Farfetch acquisition

Just over one month after a deal was first announced, Coupang completed its Farfetch acquisition. The companies will proceed despite opposition from a group of investors who challenged the $500 million acquisition’s short timeline.

The deal, made possible through bridge loans and a partnership with the investment firm Greenoaks Capital Partners, will position Farfetch “to pursue steady and thoughtful growth,” a statement from Coupang states.

Coupang ranks No. 12 in the Global Online Marketplaces Database, Digital Commerce 360’s ranking of the top 100 online marketplaces. Farfetch is No. 30.

Why Coupang is acquiring Farfetch

London-based Farfetch faced possible bankruptcy without a dramatic influx of capital to cover its debts. The Coupang deal meant that Farfetch could abandon another proposal from the Swiss luxury goods group Richemont.

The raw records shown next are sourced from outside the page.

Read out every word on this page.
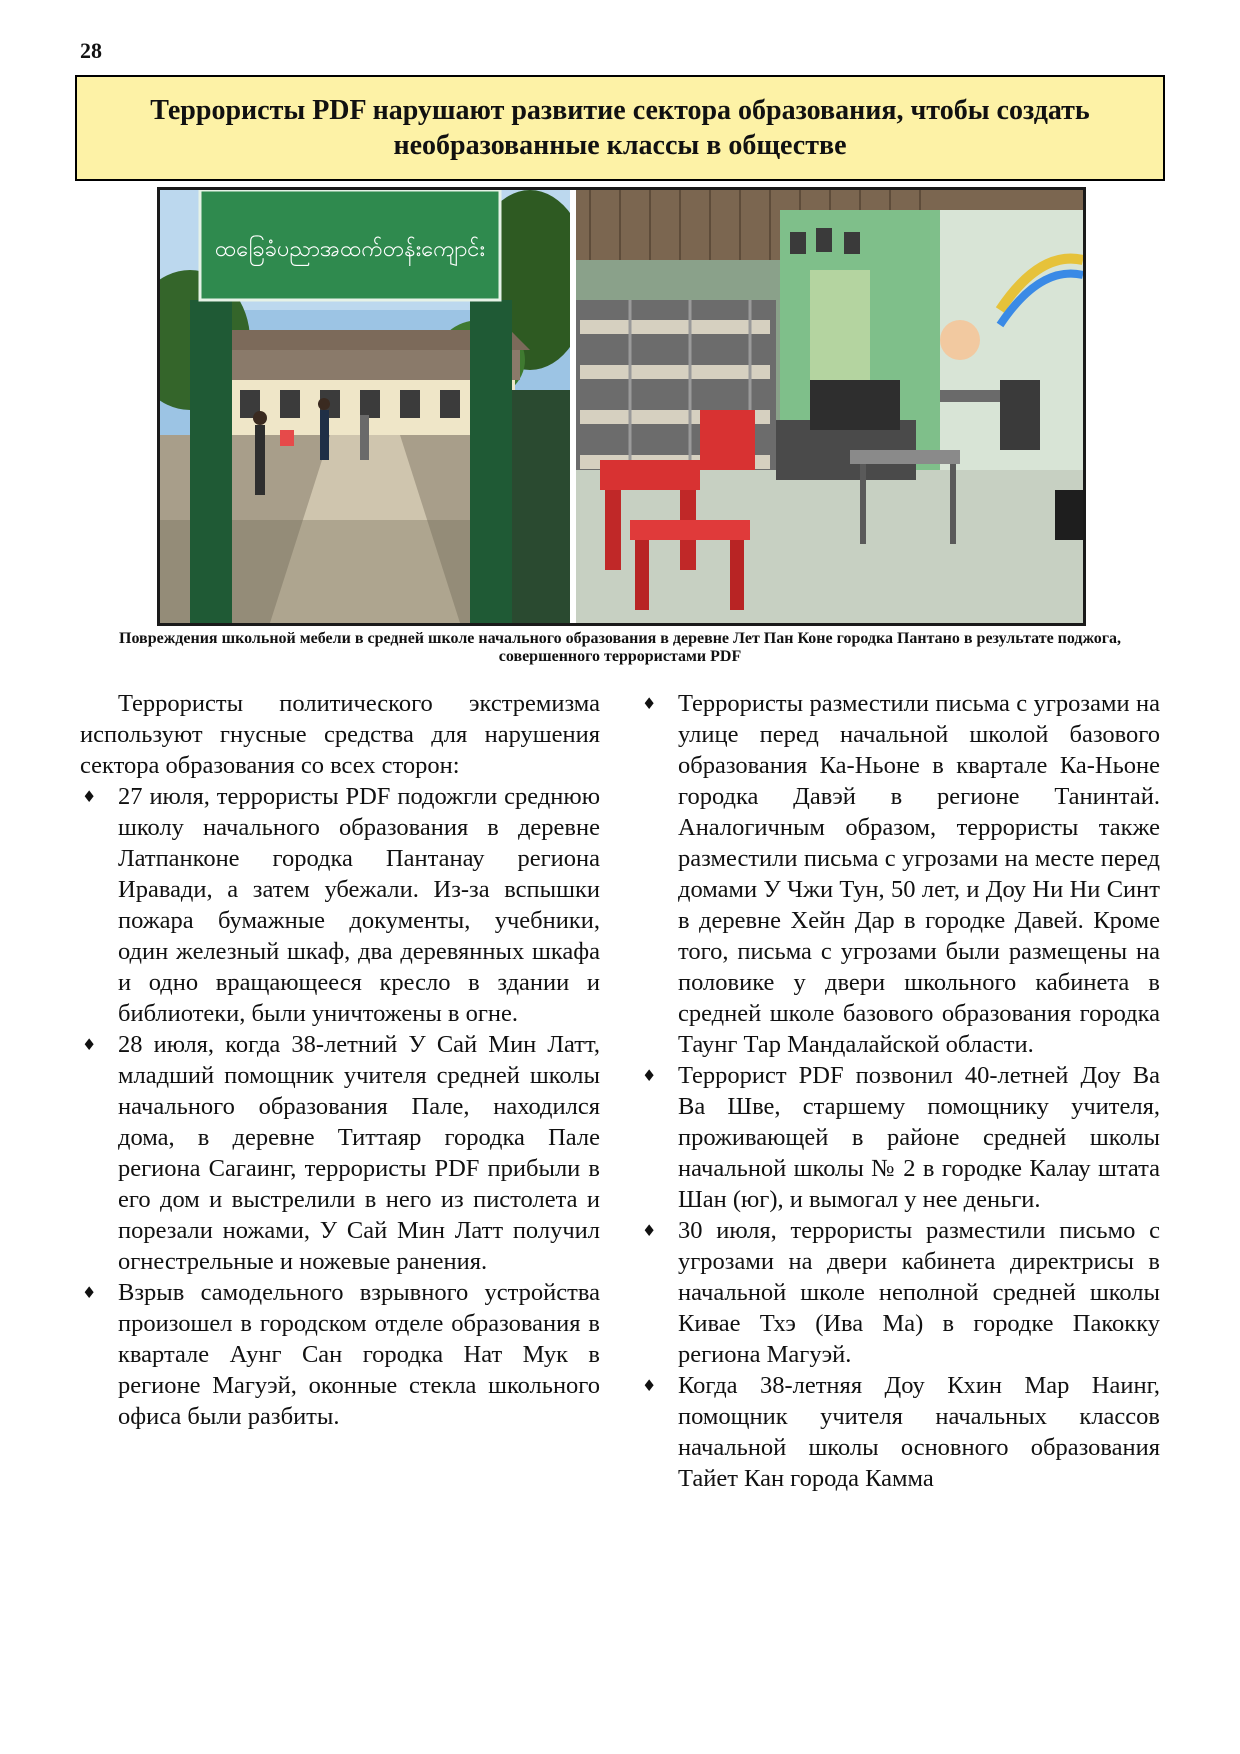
28
Террористы PDF нарушают развитие сектора образования, чтобы создать необразованные классы в обществе
ထခြေခံပညာအထက်တန်းကျောင်း
Повреждения школьной мебели в средней школе начального образования в деревне Лет Пан Коне городка Пантано в результате поджога, совершенного террористами PDF

Террористы политического экстремизма используют гнусные средства для нарушения сектора образования со всех сторон:

♦ 27 июля, террористы PDF подожгли среднюю школу начального образования в деревне Латпанконе городка Пантанау региона Иравади, а затем убежали. Из-за вспышки пожара бумажные документы, учебники, один железный шкаф, два деревянных шкафа и одно вращающееся кресло в здании и библиотеки, были уничтожены в огне.
♦ 28 июля, когда 38-летний У Сай Мин Латт, младший помощник учителя средней школы начального образования Пале, находился дома, в деревне Титтаяр городка Пале региона Сагаинг, террористы PDF прибыли в его дом и выстрелили в него из пистолета и порезали ножами, У Сай Мин Латт получил огнестрельные и ножевые ранения.
♦ Взрыв самодельного взрывного устройства произошел в городском отделе образования в квартале Аунг Сан городка Нат Мук в регионе Магуэй, оконные стекла школьного офиса были разбиты.
♦ Террористы разместили письма с угрозами на улице перед начальной школой базового образования Ка-Ньоне в квартале Ка-Ньоне городка Давэй в регионе Танинтай. Аналогичным образом, террористы также разместили письма с угрозами на месте перед домами У Чжи Тун, 50 лет, и Доу Ни Ни Синт в деревне Хейн Дар в городке Давей. Кроме того, письма с угрозами были размещены на половике у двери школьного кабинета в средней школе базового образования городка Таунг Тар Мандалайской области.
♦ Террорист PDF позвонил 40-летней Доу Ва Ва Шве, старшему помощнику учителя, проживающей в районе средней школы начальной школы № 2 в городке Калау штата Шан (юг), и вымогал у нее деньги.
♦ 30 июля, террористы разместили письмо с угрозами на двери кабинета директрисы в начальной школе неполной средней школы Кивае Тхэ (Ива Ма) в городке Пакокку региона Магуэй.
♦ Когда 38-летняя Доу Кхин Мар Наинг, помощник учителя начальных классов начальной школы основного образования Тайет Кан города Камма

Under the terms of that deal, Richemont would have taken a minority stake in Farfetch.

“By providing access to $500 million in capital, this acquisition allows Farfetch to continue delivering exceptional services for its brand and boutique partners, and to more than 4 million customers around the world,” Coupang’s statement on Wednesday read.

Investors opposed to the Farfetch acquisition

On Jan. 26, a group of investors calling themselves “the 2027 Ad Hoc Group” declared that it disagreed with the terms of the Coupang deal. They assessed that the sale undervalued Farfetch, based on previous valuation estimates from August 2023. In addition, the group accused Coupang of deterring competing bidders with a “US$1bn ‘poison pill.'”

Initial terms of Farfetch’s Dec. 18 agreement would have provided time to entertain other bidders until April 30.

According to the group’s own press release, the funds managed by institutional investors in the 2027 Ad Hoc Group held “over 50% of Farfetch’s 2027 convertible notes.” Their public move followed a notice of default and acceleration that meant debt to be paid for their notes would be wiped to zero.

“The Group believes this process sets an incredibly dangerous precedent,” stated a spokesperson for the 2027 Ad Hoc Group. “Allowing this transaction to complete fails to maximize the value of the assets of the Company, at a time when at least three other credible parties were publicly reported to be interested in all or parts of the business.”

Farfetch’s SEC filing and message on convertible notes

Farfetch addressed convertible notes in a filing with the Securities and Exchange Commission dated Jan. 31. The filing states that — as a part of its acquisition — debt related to notes such as those described by the 2027 Ad Hoc Group will not be recoverable going forward.

“Farfetch expects that holders of its Class A and B ordinary shares and its convertible notes will not recover any of their outstanding investments in Farfetch, and Farfetch expects to be liquidated,” the company stated in its Form 6-K filing.

Moreover, Farfetch maintains that its efforts to obtain a competitive bid were sufficient.

“Following a robust marketing process undertaken by JP Morgan on behalf of FF PLC for the sale of all of FF PLC’s business and assets, which process did not result in a proposal for a competing transaction, on January 30, 2024, Surpique LP consummated the purchase of FF PLC’s business and assets through an English-law pre-pack administration process (the ‘Sale’),” Farfetch stated in its filing.